February 17, 2016

Commission reviews options for County 27 road projects

By Daniel Arens

Tense meetings about a new man camp north of Beulah and the proposed closing of a section road through Coyote Creek’s future mine dominated the first February meeting of the Mercer County Commission. But amid these major discussions, regular business also had to be conducted.
Both the commission and the county’s water board have been dealing with flooding concerns and road issues on County 27, where the road runs between ponds on both sides of the road and immediately to the south of that location.
Discussion of how the remove the “whoop-de-dos,” as the commissioners referred to the series of bumps along the road, generated lots of engineer input. The commission hopes to see as lasting a result as they can, but it is quite likely that the root issues for the road lie dozens of feet below the surface, which would be both impractical and cost-prohibitive for the county to look at.
Interstate Engineering, the county’s engineer for the road, presented four options for the county to look at to address the current issues. They warned that, despite these efforts, the bumps could return in the future, but that there would be at least a temporary period in which the road could be brought under control.

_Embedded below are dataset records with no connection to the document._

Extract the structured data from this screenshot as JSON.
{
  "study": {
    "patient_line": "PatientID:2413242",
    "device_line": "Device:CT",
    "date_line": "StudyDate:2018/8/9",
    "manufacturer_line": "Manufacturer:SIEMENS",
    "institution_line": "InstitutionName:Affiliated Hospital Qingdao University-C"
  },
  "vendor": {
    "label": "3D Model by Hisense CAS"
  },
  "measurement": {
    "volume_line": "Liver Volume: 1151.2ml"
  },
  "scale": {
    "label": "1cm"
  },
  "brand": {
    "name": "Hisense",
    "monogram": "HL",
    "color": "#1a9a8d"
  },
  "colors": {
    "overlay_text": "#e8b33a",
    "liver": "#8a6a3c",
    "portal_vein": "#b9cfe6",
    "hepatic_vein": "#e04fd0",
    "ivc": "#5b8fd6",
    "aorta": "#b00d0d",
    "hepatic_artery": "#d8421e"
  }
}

These options included cost estimates based on two miles of roadwork, although the actual scope of the project would likely be less than the projections. The board hopes to look for a strict overlay, as they do not know how much asphalt there is.

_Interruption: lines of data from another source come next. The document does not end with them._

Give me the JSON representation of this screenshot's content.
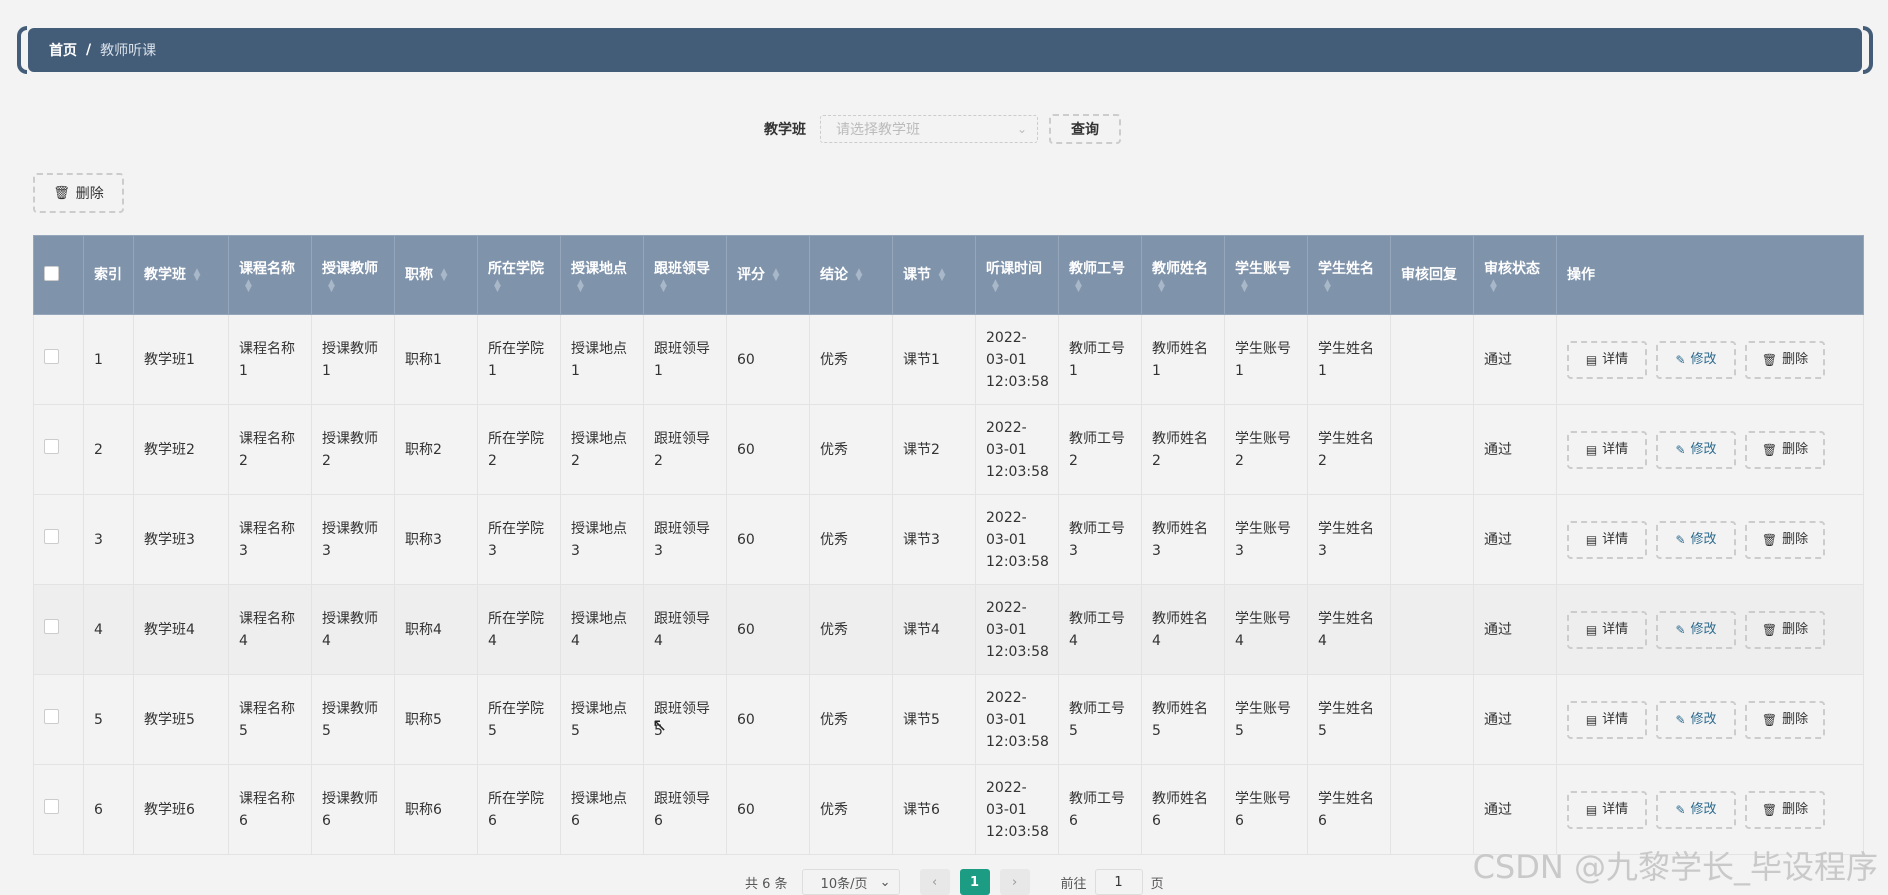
{
  "breadcrumb": {
    "home": "首页",
    "separator": "/",
    "current": "教师听课"
  },
  "search": {
    "label": "教学班",
    "placeholder": "请选择教学班",
    "query_label": "查询"
  },
  "toolbar": {
    "delete_label": "删除"
  },
  "table": {
    "headers": [
      "索引",
      "教学班",
      "课程名称",
      "授课教师",
      "职称",
      "所在学院",
      "授课地点",
      "跟班领导",
      "评分",
      "结论",
      "课节",
      "听课时间",
      "教师工号",
      "教师姓名",
      "学生账号",
      "学生姓名",
      "审核回复",
      "审核状态",
      "操作"
    ],
    "rows": [
      [
        "1",
        "教学班1",
        "课程名称1",
        "授课教师1",
        "职称1",
        "所在学院1",
        "授课地点1",
        "跟班领导1",
        "60",
        "优秀",
        "课节1",
        "2022-03-01 12:03:58",
        "教师工号1",
        "教师姓名1",
        "学生账号1",
        "学生姓名1",
        "",
        "通过"
      ],
      [
        "2",
        "教学班2",
        "课程名称2",
        "授课教师2",
        "职称2",
        "所在学院2",
        "授课地点2",
        "跟班领导2",
        "60",
        "优秀",
        "课节2",
        "2022-03-01 12:03:58",
        "教师工号2",
        "教师姓名2",
        "学生账号2",
        "学生姓名2",
        "",
        "通过"
      ],
      [
        "3",
        "教学班3",
        "课程名称3",
        "授课教师3",
        "职称3",
        "所在学院3",
        "授课地点3",
        "跟班领导3",
        "60",
        "优秀",
        "课节3",
        "2022-03-01 12:03:58",
        "教师工号3",
        "教师姓名3",
        "学生账号3",
        "学生姓名3",
        "",
        "通过"
      ],
      [
        "4",
        "教学班4",
        "课程名称4",
        "授课教师4",
        "职称4",
        "所在学院4",
        "授课地点4",
        "跟班领导4",
        "60",
        "优秀",
        "课节4",
        "2022-03-01 12:03:58",
        "教师工号4",
        "教师姓名4",
        "学生账号4",
        "学生姓名4",
        "",
        "通过"
      ],
      [
        "5",
        "教学班5",
        "课程名称5",
        "授课教师5",
        "职称5",
        "所在学院5",
        "授课地点5",
        "跟班领导5",
        "60",
        "优秀",
        "课节5",
        "2022-03-01 12:03:58",
        "教师工号5",
        "教师姓名5",
        "学生账号5",
        "学生姓名5",
        "",
        "通过"
      ],
      [
        "6",
        "教学班6",
        "课程名称6",
        "授课教师6",
        "职称6",
        "所在学院6",
        "授课地点6",
        "跟班领导6",
        "60",
        "优秀",
        "课节6",
        "2022-03-01 12:03:58",
        "教师工号6",
        "教师姓名6",
        "学生账号6",
        "学生姓名6",
        "",
        "通过"
      ]
    ],
    "actions": {
      "detail": "详情",
      "edit": "修改",
      "delete": "删除"
    }
  },
  "pagination": {
    "total": "共 6 条",
    "page_size": "10条/页",
    "current_page": "1",
    "goto_label": "前往",
    "goto_value": "1",
    "page_suffix": "页"
  },
  "watermark": "CSDN @九黎学长_毕设程序",
  "colors": {
    "header_bar": "#435c78",
    "table_header": "#7f93ab",
    "page_active": "#1d9c84"
  }
}
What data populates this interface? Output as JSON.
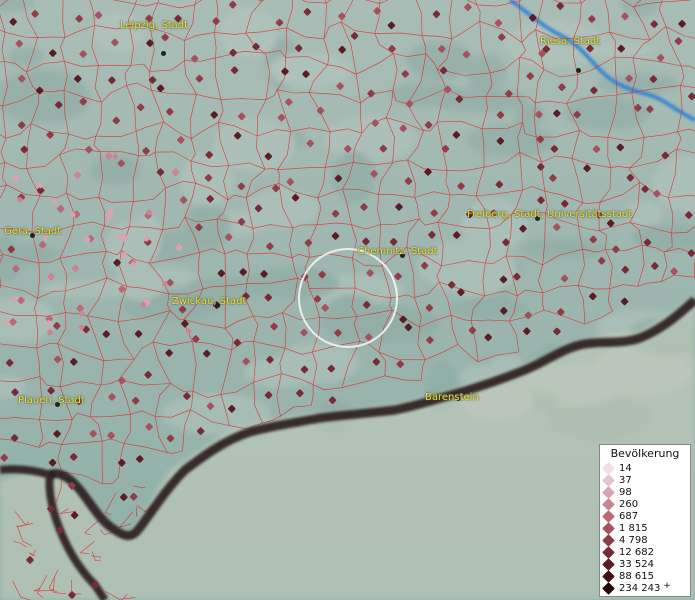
{
  "map": {
    "river_color": "#2b7fd6",
    "boundary_color": "#e02020",
    "border_color": "#1a1010",
    "marker_style": "diamond",
    "highlight": "circle"
  },
  "cities": [
    {
      "name": "Leipzig, Stadt"
    },
    {
      "name": "Riesa, Stadt"
    },
    {
      "name": "Gera, Stadt"
    },
    {
      "name": "Chemnitz, Stadt"
    },
    {
      "name": "Freiberg, Stadt, Universitätsstadt"
    },
    {
      "name": "Zwickau, Stadt"
    },
    {
      "name": "Plauen, Stadt"
    },
    {
      "name": "Bärenstein"
    }
  ],
  "legend": {
    "title": "Bevölkerung",
    "items": [
      {
        "label": "14",
        "color": "#f3dde6"
      },
      {
        "label": "37",
        "color": "#e7c2cf"
      },
      {
        "label": "98",
        "color": "#d9a3b1"
      },
      {
        "label": "260",
        "color": "#c98594"
      },
      {
        "label": "687",
        "color": "#b86a78"
      },
      {
        "label": "1 815",
        "color": "#a5525f"
      },
      {
        "label": "4 798",
        "color": "#8f3d49"
      },
      {
        "label": "12 682",
        "color": "#762b36"
      },
      {
        "label": "33 524",
        "color": "#5c1c25"
      },
      {
        "label": "88 615",
        "color": "#421117"
      },
      {
        "label": "234 243",
        "color": "#230608",
        "plus": "+"
      }
    ]
  }
}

Despite reservations about looking for a more permanent solution, Interstate Engineering warned that they could not identify specifically what the problem with County 27 is, since it lies so deep. They argued that the costs of attempting a larger scale fix could not be justified without large costs first being incurred simply to determine what the real problem is.
Further conversation on the road issue hinged on whether Coteau Properties would cover 100 percent of the costs. Because the public uses the road, Coteau argued that the county could pay a portion of the cost, but the commission was not in favor of using any county funds for that project. Further talk on costs was tabled for the time.
Brenda Cook and Darby Berger asked the board why requests for a travel voucher had been denied. The two women had traveled to Beulah for the county commission meeting that was held at the Mercer County Museum in December, and believed that they should be reimbursed for the travel expenses of a meeting outside the courthouse in Stanton.
Asked whether they had any specific business of why they traveled to Beulah, Cook noted that the Human Resources (HR) person that the commission hopes to bring in to address issues within the county government was supposed to have attended that meeting, but did not make it.